In a resolution adopted on 17 April, which it reiterated during a plenary debate on 14 May, the European Parliament stressed that any digital measure against the pandemic must be in full compliance with the existing data protection and privacy legislation. It also underlined that the use of apps should not be made mandatory by governments and that they should include sunset clauses so that they are no longer used after the pandemic is over. MEPs stressed the need for anonymized data, highlighting that generated data should not be stored in centralized databases to limit the potential risk of abuse.
Things may be different in China, where the government controlled the infection with an iron-handed approach by using advanced technologies and surveillance systems. But in Singapore or India, and other parts of the world, where data privacy sentiments don’t run strong, things aren’t much different.
Consider the much-touted Singapore app, which is said to be used by only one-fifth of its population. In India, the government faced resistance while mandating its monitoring app, Aarogya Setu, before finally relenting to make it optional.
Additionally, the COVID-19 guidelines and norms may require private companies to collect their employees’ data for monitoring purpose to safeguard workforce health and society at large.
For instance, the Centre for Disease Control (CDC) in the US has legally permitted, and even encouraged, companies to take employee temperatures amidst the current pandemic. However, they are advised to act in a responsible manner with regards to employees’ privacy rights. This includes keeping any kind of inquiry narrowly tailored to reduce the threat of COVID-19 infection, ensuring that medical information thus received is stored securely.
In Canada, the Office of the Privacy Commissioner has alllowed organizations to collect, use and disclose personal information to fight COVID-19 spread. It has also published detailed guidelines to help businesses navigate the impact on privacy. Similarly, in Australia too, the Office of the Information Commissioner (OAIC) has also issued guidelines for companies on employee privacy during the pandemic.
Commercial use of data
What is most worrisome is the commercial use of this data by private companies.
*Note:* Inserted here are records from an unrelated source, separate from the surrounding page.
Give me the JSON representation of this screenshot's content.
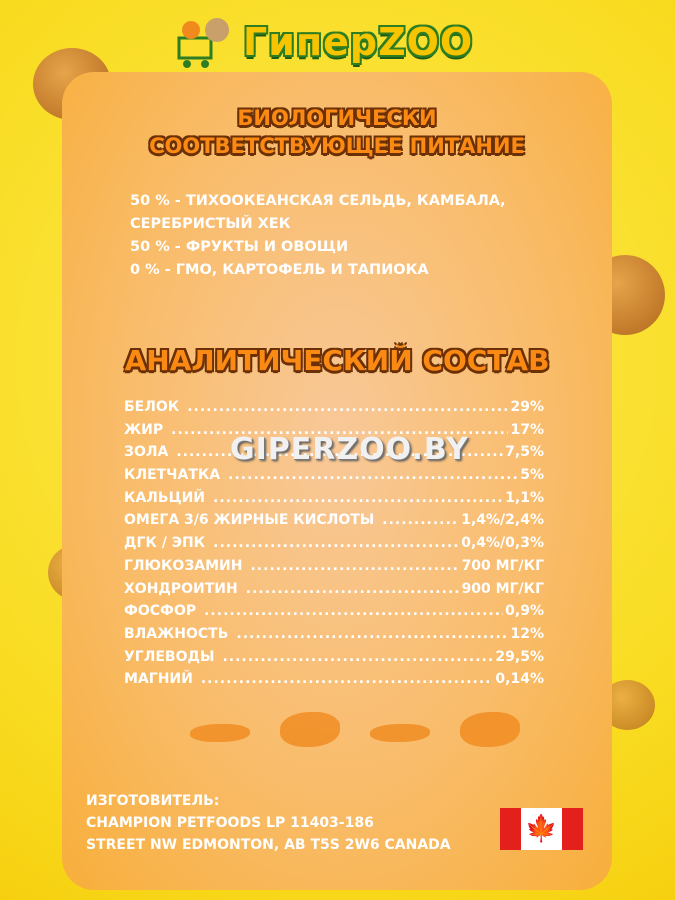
{
  "logo": {
    "text": "ГиперZOO"
  },
  "title_bio": [
    "БИОЛОГИЧЕСКИ",
    "СООТВЕТСТВУЮЩЕЕ ПИТАНИЕ"
  ],
  "composition": [
    "50 % - ТИХООКЕАНСКАЯ СЕЛЬДЬ, КАМБАЛА,",
    "СЕРЕБРИСТЫЙ ХЕК",
    "50 % - ФРУКТЫ И ОВОЩИ",
    "0 % - ГМО, КАРТОФЕЛЬ И ТАПИОКА"
  ],
  "title_analytic": "АНАЛИТИЧЕСКИЙ СОСТАВ",
  "analysis": [
    {
      "name": "БЕЛОК",
      "value": "29%"
    },
    {
      "name": "ЖИР",
      "value": "17%"
    },
    {
      "name": "ЗОЛА",
      "value": "7,5%"
    },
    {
      "name": "КЛЕТЧАТКА",
      "value": "5%"
    },
    {
      "name": "КАЛЬЦИЙ",
      "value": "1,1%"
    },
    {
      "name": "ОМЕГА 3/6 ЖИРНЫЕ КИСЛОТЫ",
      "value": "1,4%/2,4%"
    },
    {
      "name": "ДГК / ЭПК",
      "value": "0,4%/0,3%"
    },
    {
      "name": "ГЛЮКОЗАМИН",
      "value": "700 МГ/КГ"
    },
    {
      "name": "ХОНДРОИТИН",
      "value": "900 МГ/КГ"
    },
    {
      "name": "ФОСФОР",
      "value": "0,9%"
    },
    {
      "name": "ВЛАЖНОСТЬ",
      "value": "12%"
    },
    {
      "name": "УГЛЕВОДЫ",
      "value": "29,5%"
    },
    {
      "name": "МАГНИЙ",
      "value": "0,14%"
    }
  ],
  "watermark": "GIPERZOO.BY",
  "manufacturer": [
    "ИЗГОТОВИТЕЛЬ:",
    "CHAMPION PETFOODS LP 11403-186",
    "STREET NW EDMONTON, AB T5S 2W6 CANADA"
  ],
  "icons": {
    "flag": "canada-flag-icon",
    "fish": "fish-icons"
  },
  "colors": {
    "background": "#f9dc22",
    "title": "#fb8a14",
    "title_outline": "#6b3006",
    "logo_green": "#2f7d21"
  }
}
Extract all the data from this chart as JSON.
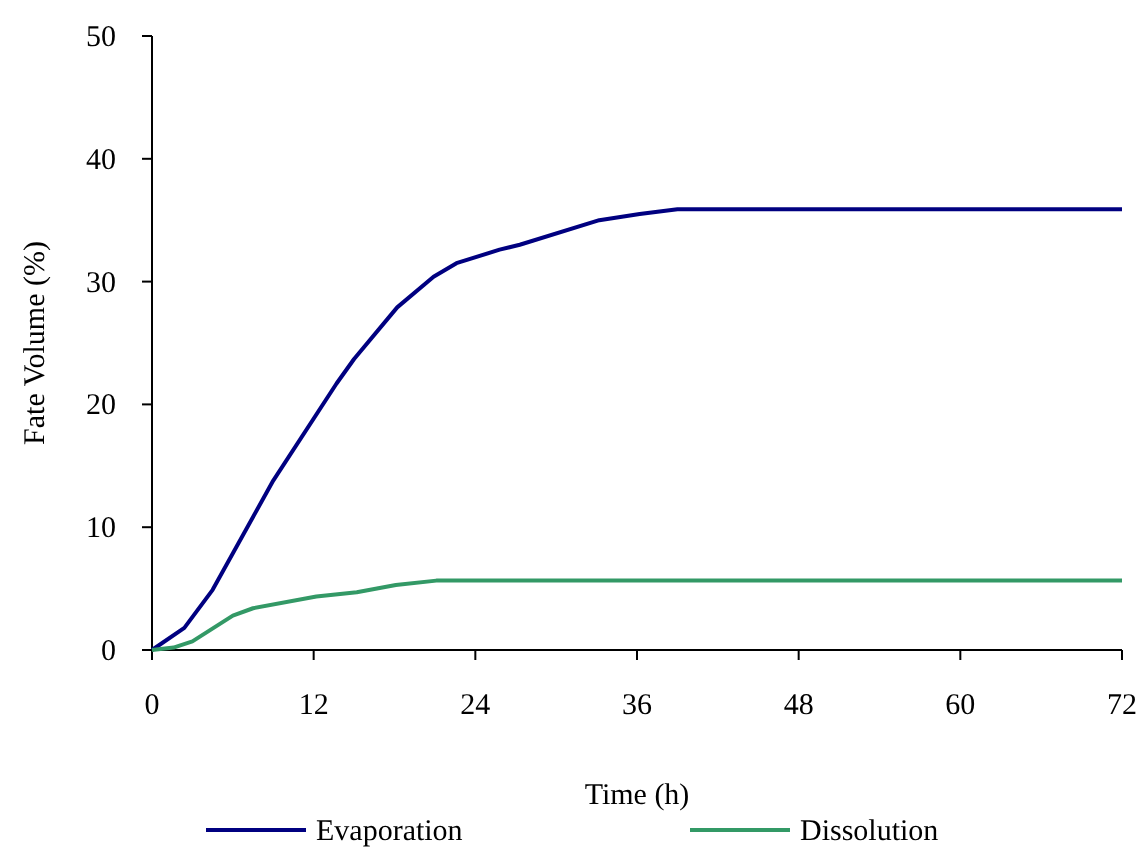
{
  "chart_data": {
    "type": "line",
    "xlabel": "Time (h)",
    "ylabel": "Fate Volume (%)",
    "xlim": [
      0,
      72
    ],
    "xticks": [
      0,
      12,
      24,
      36,
      48,
      60,
      72
    ],
    "ylim": [
      0,
      50
    ],
    "yticks": [
      0,
      10,
      20,
      30,
      40,
      50
    ],
    "grid": false,
    "legend": "bottom",
    "marker": "none",
    "line_style": "solid",
    "series": [
      {
        "name": "Evaporation",
        "color": "#000080",
        "x": [
          0,
          2.4,
          4.5,
          9,
          13.7,
          15,
          18.2,
          20.9,
          22.6,
          25.8,
          27.3,
          33.2,
          36.2,
          39,
          72
        ],
        "values": [
          0,
          1.8,
          4.9,
          13.8,
          21.7,
          23.7,
          27.9,
          30.4,
          31.5,
          32.6,
          33,
          35,
          35.5,
          35.9,
          35.9
        ]
      },
      {
        "name": "Dissolution",
        "color": "#339966",
        "x": [
          0,
          1.6,
          3,
          6,
          7.5,
          12.2,
          15.2,
          18.1,
          21.1,
          72
        ],
        "values": [
          0,
          0.2,
          0.7,
          2.8,
          3.4,
          4.35,
          4.7,
          5.3,
          5.65,
          5.65
        ]
      }
    ]
  }
}
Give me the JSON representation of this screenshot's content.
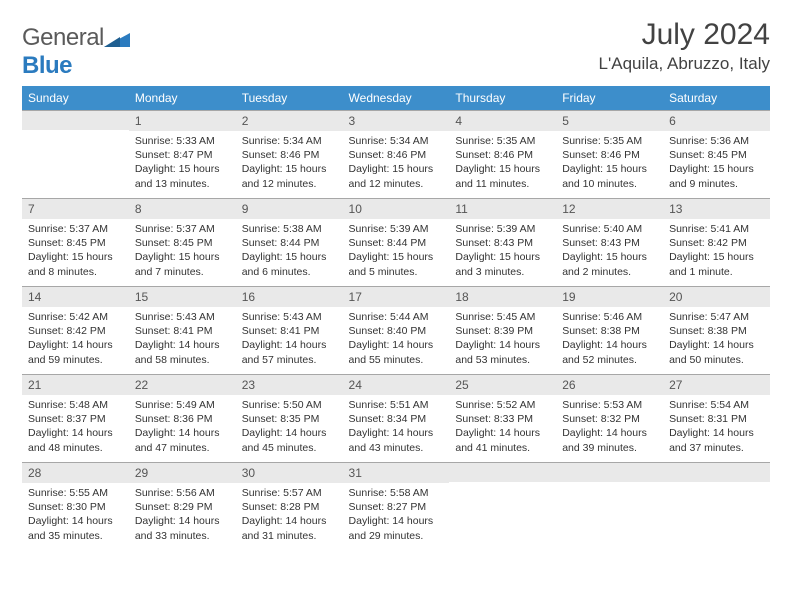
{
  "brand": {
    "text1": "General",
    "text2": "Blue"
  },
  "title": "July 2024",
  "location": "L'Aquila, Abruzzo, Italy",
  "colors": {
    "header_bg": "#3d8ecb",
    "header_text": "#ffffff",
    "daynum_bg": "#e9e9e9",
    "daynum_border": "#a7a7a7",
    "body_text": "#333333"
  },
  "weekdays": [
    "Sunday",
    "Monday",
    "Tuesday",
    "Wednesday",
    "Thursday",
    "Friday",
    "Saturday"
  ],
  "weeks": [
    [
      {
        "n": "",
        "lines": []
      },
      {
        "n": "1",
        "lines": [
          "Sunrise: 5:33 AM",
          "Sunset: 8:47 PM",
          "Daylight: 15 hours",
          "and 13 minutes."
        ]
      },
      {
        "n": "2",
        "lines": [
          "Sunrise: 5:34 AM",
          "Sunset: 8:46 PM",
          "Daylight: 15 hours",
          "and 12 minutes."
        ]
      },
      {
        "n": "3",
        "lines": [
          "Sunrise: 5:34 AM",
          "Sunset: 8:46 PM",
          "Daylight: 15 hours",
          "and 12 minutes."
        ]
      },
      {
        "n": "4",
        "lines": [
          "Sunrise: 5:35 AM",
          "Sunset: 8:46 PM",
          "Daylight: 15 hours",
          "and 11 minutes."
        ]
      },
      {
        "n": "5",
        "lines": [
          "Sunrise: 5:35 AM",
          "Sunset: 8:46 PM",
          "Daylight: 15 hours",
          "and 10 minutes."
        ]
      },
      {
        "n": "6",
        "lines": [
          "Sunrise: 5:36 AM",
          "Sunset: 8:45 PM",
          "Daylight: 15 hours",
          "and 9 minutes."
        ]
      }
    ],
    [
      {
        "n": "7",
        "lines": [
          "Sunrise: 5:37 AM",
          "Sunset: 8:45 PM",
          "Daylight: 15 hours",
          "and 8 minutes."
        ]
      },
      {
        "n": "8",
        "lines": [
          "Sunrise: 5:37 AM",
          "Sunset: 8:45 PM",
          "Daylight: 15 hours",
          "and 7 minutes."
        ]
      },
      {
        "n": "9",
        "lines": [
          "Sunrise: 5:38 AM",
          "Sunset: 8:44 PM",
          "Daylight: 15 hours",
          "and 6 minutes."
        ]
      },
      {
        "n": "10",
        "lines": [
          "Sunrise: 5:39 AM",
          "Sunset: 8:44 PM",
          "Daylight: 15 hours",
          "and 5 minutes."
        ]
      },
      {
        "n": "11",
        "lines": [
          "Sunrise: 5:39 AM",
          "Sunset: 8:43 PM",
          "Daylight: 15 hours",
          "and 3 minutes."
        ]
      },
      {
        "n": "12",
        "lines": [
          "Sunrise: 5:40 AM",
          "Sunset: 8:43 PM",
          "Daylight: 15 hours",
          "and 2 minutes."
        ]
      },
      {
        "n": "13",
        "lines": [
          "Sunrise: 5:41 AM",
          "Sunset: 8:42 PM",
          "Daylight: 15 hours",
          "and 1 minute."
        ]
      }
    ],
    [
      {
        "n": "14",
        "lines": [
          "Sunrise: 5:42 AM",
          "Sunset: 8:42 PM",
          "Daylight: 14 hours",
          "and 59 minutes."
        ]
      },
      {
        "n": "15",
        "lines": [
          "Sunrise: 5:43 AM",
          "Sunset: 8:41 PM",
          "Daylight: 14 hours",
          "and 58 minutes."
        ]
      },
      {
        "n": "16",
        "lines": [
          "Sunrise: 5:43 AM",
          "Sunset: 8:41 PM",
          "Daylight: 14 hours",
          "and 57 minutes."
        ]
      },
      {
        "n": "17",
        "lines": [
          "Sunrise: 5:44 AM",
          "Sunset: 8:40 PM",
          "Daylight: 14 hours",
          "and 55 minutes."
        ]
      },
      {
        "n": "18",
        "lines": [
          "Sunrise: 5:45 AM",
          "Sunset: 8:39 PM",
          "Daylight: 14 hours",
          "and 53 minutes."
        ]
      },
      {
        "n": "19",
        "lines": [
          "Sunrise: 5:46 AM",
          "Sunset: 8:38 PM",
          "Daylight: 14 hours",
          "and 52 minutes."
        ]
      },
      {
        "n": "20",
        "lines": [
          "Sunrise: 5:47 AM",
          "Sunset: 8:38 PM",
          "Daylight: 14 hours",
          "and 50 minutes."
        ]
      }
    ],
    [
      {
        "n": "21",
        "lines": [
          "Sunrise: 5:48 AM",
          "Sunset: 8:37 PM",
          "Daylight: 14 hours",
          "and 48 minutes."
        ]
      },
      {
        "n": "22",
        "lines": [
          "Sunrise: 5:49 AM",
          "Sunset: 8:36 PM",
          "Daylight: 14 hours",
          "and 47 minutes."
        ]
      },
      {
        "n": "23",
        "lines": [
          "Sunrise: 5:50 AM",
          "Sunset: 8:35 PM",
          "Daylight: 14 hours",
          "and 45 minutes."
        ]
      },
      {
        "n": "24",
        "lines": [
          "Sunrise: 5:51 AM",
          "Sunset: 8:34 PM",
          "Daylight: 14 hours",
          "and 43 minutes."
        ]
      },
      {
        "n": "25",
        "lines": [
          "Sunrise: 5:52 AM",
          "Sunset: 8:33 PM",
          "Daylight: 14 hours",
          "and 41 minutes."
        ]
      },
      {
        "n": "26",
        "lines": [
          "Sunrise: 5:53 AM",
          "Sunset: 8:32 PM",
          "Daylight: 14 hours",
          "and 39 minutes."
        ]
      },
      {
        "n": "27",
        "lines": [
          "Sunrise: 5:54 AM",
          "Sunset: 8:31 PM",
          "Daylight: 14 hours",
          "and 37 minutes."
        ]
      }
    ],
    [
      {
        "n": "28",
        "lines": [
          "Sunrise: 5:55 AM",
          "Sunset: 8:30 PM",
          "Daylight: 14 hours",
          "and 35 minutes."
        ]
      },
      {
        "n": "29",
        "lines": [
          "Sunrise: 5:56 AM",
          "Sunset: 8:29 PM",
          "Daylight: 14 hours",
          "and 33 minutes."
        ]
      },
      {
        "n": "30",
        "lines": [
          "Sunrise: 5:57 AM",
          "Sunset: 8:28 PM",
          "Daylight: 14 hours",
          "and 31 minutes."
        ]
      },
      {
        "n": "31",
        "lines": [
          "Sunrise: 5:58 AM",
          "Sunset: 8:27 PM",
          "Daylight: 14 hours",
          "and 29 minutes."
        ]
      },
      {
        "n": "",
        "lines": []
      },
      {
        "n": "",
        "lines": []
      },
      {
        "n": "",
        "lines": []
      }
    ]
  ]
}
What this sorry state of affairs is highlighted by the fact that even as the world is battling a pandemic, Google was accused of tracking users in incognito mode and was slapped with a $5 billion lawsuit.
This is worrying especially given the fact that Apple and Google have worked together to develop an API which has been picked up by 23 countries to create their own contact tracing apps for COVID-19 mitigation.
Finding the middle ground
As Privacy International, (PI) a London-based non-profit that works at the intersection of modern technologies and rights, highlights, “If governments and industry had been more attentive to legality, security, and privacy in the run up to this crisis, everyone could have more confidence in the deployment of new measures. Unfortunately, this is not the case. It is thus difficult to separate ambition from necessary response; desirable graphing from social graphing; health surveillance from policing surveillance; health and safety from workplace surveillance.”